As trout anglers in and around the Lake Tahoe region, we love our hard-fighting wild fish. The feeling of a sizable rainbow moving downstream and making powerful head shakes is what drives us out of bed in the mornings. What if there was a rainbow trout even more hardcore than our wild McCloud strain? Well, that award would, without doubt, go to the steelhead.

Pacific steelhead are the ideal cross between salmon and trout. They are born in anadromous rivers and tributaries, then work their way to the ocean, where they spend a few years bulking up and dodging predators.

They then come back to the river they were born in to continue the life cycle and spawn. Unlike salmon, steelhead are able to spawn three or four times before they die. Because of their usual four to six year lifespan, they can get big.

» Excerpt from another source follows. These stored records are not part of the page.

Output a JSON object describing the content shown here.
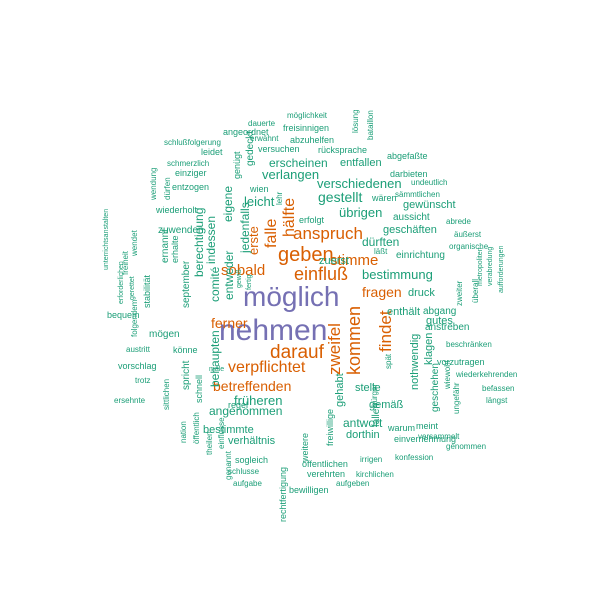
{
  "colors": {
    "purple": "#7570b3",
    "orange": "#d95f02",
    "teal": "#1b9e77"
  },
  "words": [
    {
      "text": "möglich",
      "color": "purple"
    },
    {
      "text": "nehmen",
      "color": "purple"
    },
    {
      "text": "geben",
      "color": "orange"
    },
    {
      "text": "darauf",
      "color": "orange"
    },
    {
      "text": "einfluß",
      "color": "orange"
    },
    {
      "text": "verpflichtet",
      "color": "orange"
    },
    {
      "text": "anspruch",
      "color": "orange"
    },
    {
      "text": "kommen",
      "color": "orange"
    },
    {
      "text": "zweifel",
      "color": "orange"
    },
    {
      "text": "findet",
      "color": "orange"
    },
    {
      "text": "hälfte",
      "color": "orange"
    },
    {
      "text": "falle",
      "color": "orange"
    },
    {
      "text": "sobald",
      "color": "orange"
    },
    {
      "text": "stimme",
      "color": "orange"
    },
    {
      "text": "ferner",
      "color": "orange"
    },
    {
      "text": "betreffenden",
      "color": "orange"
    },
    {
      "text": "erste",
      "color": "orange"
    },
    {
      "text": "fragen",
      "color": "orange"
    },
    {
      "text": "gestellt",
      "color": "teal"
    },
    {
      "text": "verschiedenen",
      "color": "teal"
    },
    {
      "text": "übrigen",
      "color": "teal"
    },
    {
      "text": "dürften",
      "color": "teal"
    },
    {
      "text": "bestimmung",
      "color": "teal"
    },
    {
      "text": "verlangen",
      "color": "teal"
    },
    {
      "text": "erscheinen",
      "color": "teal"
    },
    {
      "text": "entfallen",
      "color": "teal"
    },
    {
      "text": "leicht",
      "color": "teal"
    },
    {
      "text": "jedenfalls",
      "color": "teal"
    },
    {
      "text": "eigene",
      "color": "teal"
    },
    {
      "text": "entweder",
      "color": "teal"
    },
    {
      "text": "comité",
      "color": "teal"
    },
    {
      "text": "indessen",
      "color": "teal"
    },
    {
      "text": "berechtigung",
      "color": "teal"
    },
    {
      "text": "früheren",
      "color": "teal"
    },
    {
      "text": "angenommen",
      "color": "teal"
    },
    {
      "text": "behaupten",
      "color": "teal"
    },
    {
      "text": "bestimmte",
      "color": "teal"
    },
    {
      "text": "verhältnis",
      "color": "teal"
    },
    {
      "text": "antwort",
      "color": "teal"
    },
    {
      "text": "dorthin",
      "color": "teal"
    },
    {
      "text": "stelle",
      "color": "teal"
    },
    {
      "text": "gemäß",
      "color": "teal"
    },
    {
      "text": "gehabt",
      "color": "teal"
    },
    {
      "text": "nothwendig",
      "color": "teal"
    },
    {
      "text": "enthält",
      "color": "teal"
    },
    {
      "text": "druck",
      "color": "teal"
    },
    {
      "text": "abgang",
      "color": "teal"
    },
    {
      "text": "gutes",
      "color": "teal"
    },
    {
      "text": "klagen",
      "color": "teal"
    },
    {
      "text": "anstreben",
      "color": "teal"
    },
    {
      "text": "geschäften",
      "color": "teal"
    },
    {
      "text": "gewünscht",
      "color": "teal"
    },
    {
      "text": "einrichtung",
      "color": "teal"
    },
    {
      "text": "aussicht",
      "color": "teal"
    },
    {
      "text": "zuerst",
      "color": "teal"
    },
    {
      "text": "erfolgt",
      "color": "teal"
    },
    {
      "text": "möglichkeit",
      "color": "teal"
    },
    {
      "text": "dauerte",
      "color": "teal"
    },
    {
      "text": "freisinnigen",
      "color": "teal"
    },
    {
      "text": "angeordnet",
      "color": "teal"
    },
    {
      "text": "erwähnt",
      "color": "teal"
    },
    {
      "text": "abzuhelfen",
      "color": "teal"
    },
    {
      "text": "lösung",
      "color": "teal"
    },
    {
      "text": "bataillon",
      "color": "teal"
    },
    {
      "text": "schlußfolgerung",
      "color": "teal"
    },
    {
      "text": "leidet",
      "color": "teal"
    },
    {
      "text": "versuchen",
      "color": "teal"
    },
    {
      "text": "rücksprache",
      "color": "teal"
    },
    {
      "text": "abgefaßte",
      "color": "teal"
    },
    {
      "text": "gedeckt",
      "color": "teal"
    },
    {
      "text": "schmerzlich",
      "color": "teal"
    },
    {
      "text": "einziger",
      "color": "teal"
    },
    {
      "text": "entzogen",
      "color": "teal"
    },
    {
      "text": "genügt",
      "color": "teal"
    },
    {
      "text": "darbieten",
      "color": "teal"
    },
    {
      "text": "undeutlich",
      "color": "teal"
    },
    {
      "text": "wären",
      "color": "teal"
    },
    {
      "text": "sämmtlichen",
      "color": "teal"
    },
    {
      "text": "wien",
      "color": "teal"
    },
    {
      "text": "lehr",
      "color": "teal"
    },
    {
      "text": "wendung",
      "color": "teal"
    },
    {
      "text": "dürfen",
      "color": "teal"
    },
    {
      "text": "wiederholt",
      "color": "teal"
    },
    {
      "text": "abrede",
      "color": "teal"
    },
    {
      "text": "äußerst",
      "color": "teal"
    },
    {
      "text": "organische",
      "color": "teal"
    },
    {
      "text": "läßt",
      "color": "teal"
    },
    {
      "text": "zuwenden",
      "color": "teal"
    },
    {
      "text": "unterrichtsanstalten",
      "color": "teal"
    },
    {
      "text": "freiheit",
      "color": "teal"
    },
    {
      "text": "wendet",
      "color": "teal"
    },
    {
      "text": "ernannt",
      "color": "teal"
    },
    {
      "text": "erhalte",
      "color": "teal"
    },
    {
      "text": "metropoliten",
      "color": "teal"
    },
    {
      "text": "verabredung",
      "color": "teal"
    },
    {
      "text": "aufforderungen",
      "color": "teal"
    },
    {
      "text": "erforderlichen",
      "color": "teal"
    },
    {
      "text": "gerettet",
      "color": "teal"
    },
    {
      "text": "folgendem",
      "color": "teal"
    },
    {
      "text": "stabilität",
      "color": "teal"
    },
    {
      "text": "september",
      "color": "teal"
    },
    {
      "text": "gewiß",
      "color": "teal"
    },
    {
      "text": "fertig",
      "color": "teal"
    },
    {
      "text": "zweiter",
      "color": "teal"
    },
    {
      "text": "überall",
      "color": "teal"
    },
    {
      "text": "bequem",
      "color": "teal"
    },
    {
      "text": "mögen",
      "color": "teal"
    },
    {
      "text": "beschränken",
      "color": "teal"
    },
    {
      "text": "austritt",
      "color": "teal"
    },
    {
      "text": "könne",
      "color": "teal"
    },
    {
      "text": "vorzutragen",
      "color": "teal"
    },
    {
      "text": "vorschlag",
      "color": "teal"
    },
    {
      "text": "male",
      "color": "teal"
    },
    {
      "text": "spät",
      "color": "teal"
    },
    {
      "text": "wiewohl",
      "color": "teal"
    },
    {
      "text": "wiederkehrenden",
      "color": "teal"
    },
    {
      "text": "trotz",
      "color": "teal"
    },
    {
      "text": "spricht",
      "color": "teal"
    },
    {
      "text": "befassen",
      "color": "teal"
    },
    {
      "text": "längst",
      "color": "teal"
    },
    {
      "text": "ersehnte",
      "color": "teal"
    },
    {
      "text": "sittlichen",
      "color": "teal"
    },
    {
      "text": "schnell",
      "color": "teal"
    },
    {
      "text": "regel",
      "color": "teal"
    },
    {
      "text": "bürger",
      "color": "teal"
    },
    {
      "text": "fallen",
      "color": "teal"
    },
    {
      "text": "ungefähr",
      "color": "teal"
    },
    {
      "text": "geschehen",
      "color": "teal"
    },
    {
      "text": "meint",
      "color": "teal"
    },
    {
      "text": "einvernehmung",
      "color": "teal"
    },
    {
      "text": "versammelt",
      "color": "teal"
    },
    {
      "text": "genommen",
      "color": "teal"
    },
    {
      "text": "nation",
      "color": "teal"
    },
    {
      "text": "öffentlich",
      "color": "teal"
    },
    {
      "text": "theilen",
      "color": "teal"
    },
    {
      "text": "einflusse",
      "color": "teal"
    },
    {
      "text": "freiwillige",
      "color": "teal"
    },
    {
      "text": "genannt",
      "color": "teal"
    },
    {
      "text": "sogleich",
      "color": "teal"
    },
    {
      "text": "weitere",
      "color": "teal"
    },
    {
      "text": "warum",
      "color": "teal"
    },
    {
      "text": "konfession",
      "color": "teal"
    },
    {
      "text": "irrigen",
      "color": "teal"
    },
    {
      "text": "öffentlichen",
      "color": "teal"
    },
    {
      "text": "schlusse",
      "color": "teal"
    },
    {
      "text": "kirchlichen",
      "color": "teal"
    },
    {
      "text": "verehrten",
      "color": "teal"
    },
    {
      "text": "aufgabe",
      "color": "teal"
    },
    {
      "text": "aufgeben",
      "color": "teal"
    },
    {
      "text": "bewilligen",
      "color": "teal"
    },
    {
      "text": "rechtfertigung",
      "color": "teal"
    }
  ]
}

A steelhead trout in a shallow creek
One of an estimated 400 remaining southern steelhead, photo courtesy of Mark Capelli

Unfortunately, steelhead have been driven out of much of their native range, particularly in Southern California. There are currently estimated to be around 400 southern steelhead left on Earth. If you drove south from Alaska, you’d notice that steelhead are more and more scarce the further south you drive, right to Los Angeles.

There’s still hope for southern steelhead though! Biologists and engineers are teaming up to reconstruct a five-mile stretch of the Los Angeles river flood channel to prime it for spawning steelhead. With any luck, steelhead should be able to once again spawn in a more natural place, and their population is expected to increase once the project is finished.